Nellie Bly
Infiltrée en usine, dans un asile ou défiant le héros de Jules Verne, cette journaliste américaine, engagée aux côtés des plus fragiles, a redéfini l’essence du métier de reporter.
Issue de la classe moyenne, tôt orpheline, Nellie Bly* arrive en 1885 à Pittsburgh. Elle a 21 ans, sa carrière démarre en trombe. Le journal Pittsburg Dispatch déplore que les femmes ne sachent plus coudre ni cuisiner? Elle adresse une missive cinglante au rédacteur en chef. Intrigué, il la rencontre et l’embauche. La méthode Bly s’impose vite: raconter les choses de l’intérieur. Ses reportages dans les usines exposent les conditions de travail indigentes des ouvrières. Mais ces investigations provoquent la colère des industriels: on la relègue aux rubriques «féminines». Le jardinage, la mode. Qu’importe: elle part au Mexique et en tire un livre, aussi pittoresque qu’engagé. De retour, elle travaille pour le quotidien New York World. Mais que dénoncer? Comment agir? Elle se fait hospitaliser dans un «asile de fous», où elle consigne hurlements, cruauté des soignants… Le reportage provoque un séisme, qui contribue à améliorer les conditions d’internement en psychiatrie. Nellie Bly est une star! Son nouveau but? Battre le record de Phileas Fogg, le héros fictionnel de Jules Verne, en bouclant le tour du monde en moins de 80 jours.
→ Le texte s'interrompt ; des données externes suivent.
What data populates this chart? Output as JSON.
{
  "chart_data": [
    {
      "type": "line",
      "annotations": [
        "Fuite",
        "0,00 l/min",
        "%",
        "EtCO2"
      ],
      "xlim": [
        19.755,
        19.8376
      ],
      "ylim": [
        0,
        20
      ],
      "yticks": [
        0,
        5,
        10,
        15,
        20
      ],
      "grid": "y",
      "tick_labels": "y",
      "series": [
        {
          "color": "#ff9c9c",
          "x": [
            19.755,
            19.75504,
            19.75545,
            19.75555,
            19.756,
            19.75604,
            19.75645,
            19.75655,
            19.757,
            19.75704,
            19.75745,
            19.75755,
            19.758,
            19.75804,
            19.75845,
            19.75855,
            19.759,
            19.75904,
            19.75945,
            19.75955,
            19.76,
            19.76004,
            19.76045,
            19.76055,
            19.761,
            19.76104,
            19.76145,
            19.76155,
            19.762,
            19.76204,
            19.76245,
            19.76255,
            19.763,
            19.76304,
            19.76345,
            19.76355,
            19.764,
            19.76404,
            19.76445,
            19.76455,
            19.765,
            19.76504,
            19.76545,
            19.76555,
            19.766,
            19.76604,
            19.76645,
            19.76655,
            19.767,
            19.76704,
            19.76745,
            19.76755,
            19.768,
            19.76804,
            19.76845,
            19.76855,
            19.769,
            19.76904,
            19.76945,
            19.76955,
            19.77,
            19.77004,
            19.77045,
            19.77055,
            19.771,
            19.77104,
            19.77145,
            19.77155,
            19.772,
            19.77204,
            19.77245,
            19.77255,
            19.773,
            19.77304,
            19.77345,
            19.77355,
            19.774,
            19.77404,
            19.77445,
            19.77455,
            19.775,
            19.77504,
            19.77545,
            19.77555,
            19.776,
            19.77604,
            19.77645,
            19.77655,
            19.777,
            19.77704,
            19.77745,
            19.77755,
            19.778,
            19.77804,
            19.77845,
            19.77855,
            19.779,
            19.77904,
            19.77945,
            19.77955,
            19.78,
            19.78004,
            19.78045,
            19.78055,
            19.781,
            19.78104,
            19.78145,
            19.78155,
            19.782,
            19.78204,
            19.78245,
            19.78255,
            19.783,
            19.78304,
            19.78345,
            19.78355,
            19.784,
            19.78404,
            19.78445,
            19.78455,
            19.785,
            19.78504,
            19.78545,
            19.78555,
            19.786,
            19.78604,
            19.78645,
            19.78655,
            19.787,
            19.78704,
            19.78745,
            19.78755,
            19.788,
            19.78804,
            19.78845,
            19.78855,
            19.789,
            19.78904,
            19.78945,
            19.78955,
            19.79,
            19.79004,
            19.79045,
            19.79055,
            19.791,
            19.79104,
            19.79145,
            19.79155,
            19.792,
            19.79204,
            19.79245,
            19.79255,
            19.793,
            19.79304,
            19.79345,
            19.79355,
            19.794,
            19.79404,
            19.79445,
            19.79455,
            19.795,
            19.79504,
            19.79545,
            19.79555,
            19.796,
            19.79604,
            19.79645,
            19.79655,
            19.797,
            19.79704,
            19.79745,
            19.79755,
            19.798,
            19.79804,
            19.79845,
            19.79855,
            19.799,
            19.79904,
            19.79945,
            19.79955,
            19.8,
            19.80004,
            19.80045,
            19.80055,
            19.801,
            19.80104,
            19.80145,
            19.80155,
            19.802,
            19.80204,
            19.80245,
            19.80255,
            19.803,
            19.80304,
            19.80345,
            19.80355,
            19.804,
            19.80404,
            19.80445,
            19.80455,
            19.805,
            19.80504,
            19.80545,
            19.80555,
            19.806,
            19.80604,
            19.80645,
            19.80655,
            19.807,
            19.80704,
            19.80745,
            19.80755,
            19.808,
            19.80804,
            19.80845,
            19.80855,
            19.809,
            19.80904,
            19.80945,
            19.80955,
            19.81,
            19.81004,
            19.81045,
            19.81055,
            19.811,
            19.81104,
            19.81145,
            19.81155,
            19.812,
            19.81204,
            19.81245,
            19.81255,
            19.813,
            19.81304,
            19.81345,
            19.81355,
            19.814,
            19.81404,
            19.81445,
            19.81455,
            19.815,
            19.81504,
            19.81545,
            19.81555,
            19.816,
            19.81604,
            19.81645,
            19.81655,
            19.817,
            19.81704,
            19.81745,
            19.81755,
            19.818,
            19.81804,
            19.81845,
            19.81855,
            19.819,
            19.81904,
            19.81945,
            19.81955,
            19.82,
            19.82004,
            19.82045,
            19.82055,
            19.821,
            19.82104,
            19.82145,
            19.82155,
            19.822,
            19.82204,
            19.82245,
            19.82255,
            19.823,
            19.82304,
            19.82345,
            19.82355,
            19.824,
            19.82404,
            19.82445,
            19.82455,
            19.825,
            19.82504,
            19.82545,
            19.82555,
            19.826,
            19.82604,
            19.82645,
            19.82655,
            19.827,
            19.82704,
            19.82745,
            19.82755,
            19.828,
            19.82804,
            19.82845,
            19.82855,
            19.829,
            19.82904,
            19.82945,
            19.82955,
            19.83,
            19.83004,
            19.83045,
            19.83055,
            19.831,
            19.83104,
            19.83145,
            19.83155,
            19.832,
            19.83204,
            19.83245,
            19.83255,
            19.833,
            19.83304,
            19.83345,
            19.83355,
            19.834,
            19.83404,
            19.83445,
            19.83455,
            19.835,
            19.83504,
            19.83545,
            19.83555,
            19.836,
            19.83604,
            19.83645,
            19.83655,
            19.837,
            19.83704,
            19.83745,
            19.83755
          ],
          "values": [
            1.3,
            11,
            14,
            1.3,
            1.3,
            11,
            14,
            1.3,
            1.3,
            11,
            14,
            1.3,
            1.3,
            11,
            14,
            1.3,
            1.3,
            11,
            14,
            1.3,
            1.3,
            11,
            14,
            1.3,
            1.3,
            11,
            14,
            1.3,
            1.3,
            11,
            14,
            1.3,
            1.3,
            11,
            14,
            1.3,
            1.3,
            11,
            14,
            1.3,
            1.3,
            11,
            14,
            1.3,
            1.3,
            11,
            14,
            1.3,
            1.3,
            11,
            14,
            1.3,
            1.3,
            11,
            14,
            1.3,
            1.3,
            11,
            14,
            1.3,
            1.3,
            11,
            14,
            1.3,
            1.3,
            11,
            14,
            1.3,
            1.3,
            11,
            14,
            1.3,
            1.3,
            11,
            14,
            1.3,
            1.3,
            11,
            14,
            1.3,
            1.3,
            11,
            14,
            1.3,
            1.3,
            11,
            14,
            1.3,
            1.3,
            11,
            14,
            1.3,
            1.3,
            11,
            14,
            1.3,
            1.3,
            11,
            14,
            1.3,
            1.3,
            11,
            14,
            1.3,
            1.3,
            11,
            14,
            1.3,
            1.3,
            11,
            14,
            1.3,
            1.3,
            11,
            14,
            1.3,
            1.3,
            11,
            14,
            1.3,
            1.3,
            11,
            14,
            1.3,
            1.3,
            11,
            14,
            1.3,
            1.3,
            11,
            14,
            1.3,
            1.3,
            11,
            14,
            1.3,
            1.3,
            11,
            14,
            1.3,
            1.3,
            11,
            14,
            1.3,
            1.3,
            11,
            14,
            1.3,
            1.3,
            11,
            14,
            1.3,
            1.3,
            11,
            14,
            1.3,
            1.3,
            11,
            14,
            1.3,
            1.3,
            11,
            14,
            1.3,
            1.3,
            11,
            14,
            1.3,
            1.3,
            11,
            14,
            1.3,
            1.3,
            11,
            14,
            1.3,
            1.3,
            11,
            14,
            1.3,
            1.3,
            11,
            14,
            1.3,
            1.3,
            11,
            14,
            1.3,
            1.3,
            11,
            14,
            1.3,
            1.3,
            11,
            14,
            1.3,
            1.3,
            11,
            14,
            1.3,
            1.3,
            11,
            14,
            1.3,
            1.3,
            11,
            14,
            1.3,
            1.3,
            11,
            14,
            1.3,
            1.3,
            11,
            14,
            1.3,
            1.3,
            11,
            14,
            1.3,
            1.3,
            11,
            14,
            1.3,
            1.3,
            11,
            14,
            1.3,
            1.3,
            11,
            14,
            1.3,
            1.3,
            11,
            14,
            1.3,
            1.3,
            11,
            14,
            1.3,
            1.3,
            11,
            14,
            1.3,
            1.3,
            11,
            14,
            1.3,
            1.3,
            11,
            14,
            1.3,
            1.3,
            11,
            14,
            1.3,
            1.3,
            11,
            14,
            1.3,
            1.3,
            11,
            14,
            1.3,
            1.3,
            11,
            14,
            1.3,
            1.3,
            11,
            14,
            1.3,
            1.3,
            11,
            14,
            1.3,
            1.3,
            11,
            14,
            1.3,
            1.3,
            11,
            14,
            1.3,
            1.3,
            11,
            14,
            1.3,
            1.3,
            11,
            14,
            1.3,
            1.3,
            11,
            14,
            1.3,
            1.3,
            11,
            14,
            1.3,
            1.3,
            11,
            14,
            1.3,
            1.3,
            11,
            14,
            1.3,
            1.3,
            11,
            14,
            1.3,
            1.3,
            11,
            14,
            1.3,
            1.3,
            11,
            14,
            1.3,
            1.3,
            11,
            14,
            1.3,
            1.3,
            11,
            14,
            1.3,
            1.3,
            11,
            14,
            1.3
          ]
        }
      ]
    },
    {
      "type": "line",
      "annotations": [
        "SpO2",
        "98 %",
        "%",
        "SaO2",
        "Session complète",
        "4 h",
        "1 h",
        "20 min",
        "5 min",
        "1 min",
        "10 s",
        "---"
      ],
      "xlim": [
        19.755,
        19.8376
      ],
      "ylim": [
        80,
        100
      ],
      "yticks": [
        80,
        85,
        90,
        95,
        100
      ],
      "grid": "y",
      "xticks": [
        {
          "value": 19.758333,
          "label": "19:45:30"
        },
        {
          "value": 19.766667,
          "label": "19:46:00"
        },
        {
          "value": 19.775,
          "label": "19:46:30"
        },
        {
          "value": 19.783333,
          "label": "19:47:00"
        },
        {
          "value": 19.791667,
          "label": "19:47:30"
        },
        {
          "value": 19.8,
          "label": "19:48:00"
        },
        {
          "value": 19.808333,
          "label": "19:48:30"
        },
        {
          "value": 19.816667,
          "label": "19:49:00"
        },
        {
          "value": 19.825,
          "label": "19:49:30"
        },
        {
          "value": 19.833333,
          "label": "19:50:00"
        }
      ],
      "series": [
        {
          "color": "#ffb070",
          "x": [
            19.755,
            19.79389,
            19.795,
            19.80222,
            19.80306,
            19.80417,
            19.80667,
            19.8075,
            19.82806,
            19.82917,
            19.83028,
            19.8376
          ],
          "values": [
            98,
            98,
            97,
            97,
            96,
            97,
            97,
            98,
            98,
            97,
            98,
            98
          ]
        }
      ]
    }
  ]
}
Sponsorisée par le New York World, elle tient en haleine les lecteurs qui suivent son périple entre trains et bateaux à vapeur, contrées lointaines et… rencontre avec Jules Verne. Sans jamais quitter sa robe longue, son pardessus et un petit sac de voyage, elle revient à New York triomphalement, 72 jours après. Une foultitude de livres et biographies lui est consacrée. Mais elle quitte le journalisme pour épouser un riche industriel, plus âgé. À la mort de ce dernier, elle reprend les rênes de l’empire avec l’idée d’améliorer le sort des ouvrier·ères. Hélas, elle s’avère piètre gestionnaire. C’est la faillite et le retour à l’écriture. Nellie Bly est envoyée en Europe pour «couvrir» la Grande Guerre. Elle meurt d’une pneumonie en 1922, à 57 ans. Aux États-Unis, sa vie devient une histoire merveilleuse qu’on raconte aux enfants, puis tombe dans l’oubli. Mais elle réapparaît depuis quelque temps via des biographies et bandes dessinées. Et on peut aussi la lire en français!
(*) Auteure de 6 mois au Mexique, éd. du Sous-Sol, 10 jours dans un asile, éd. de poche Points et Le tour du monde en 72 jours, éd. de poche Points.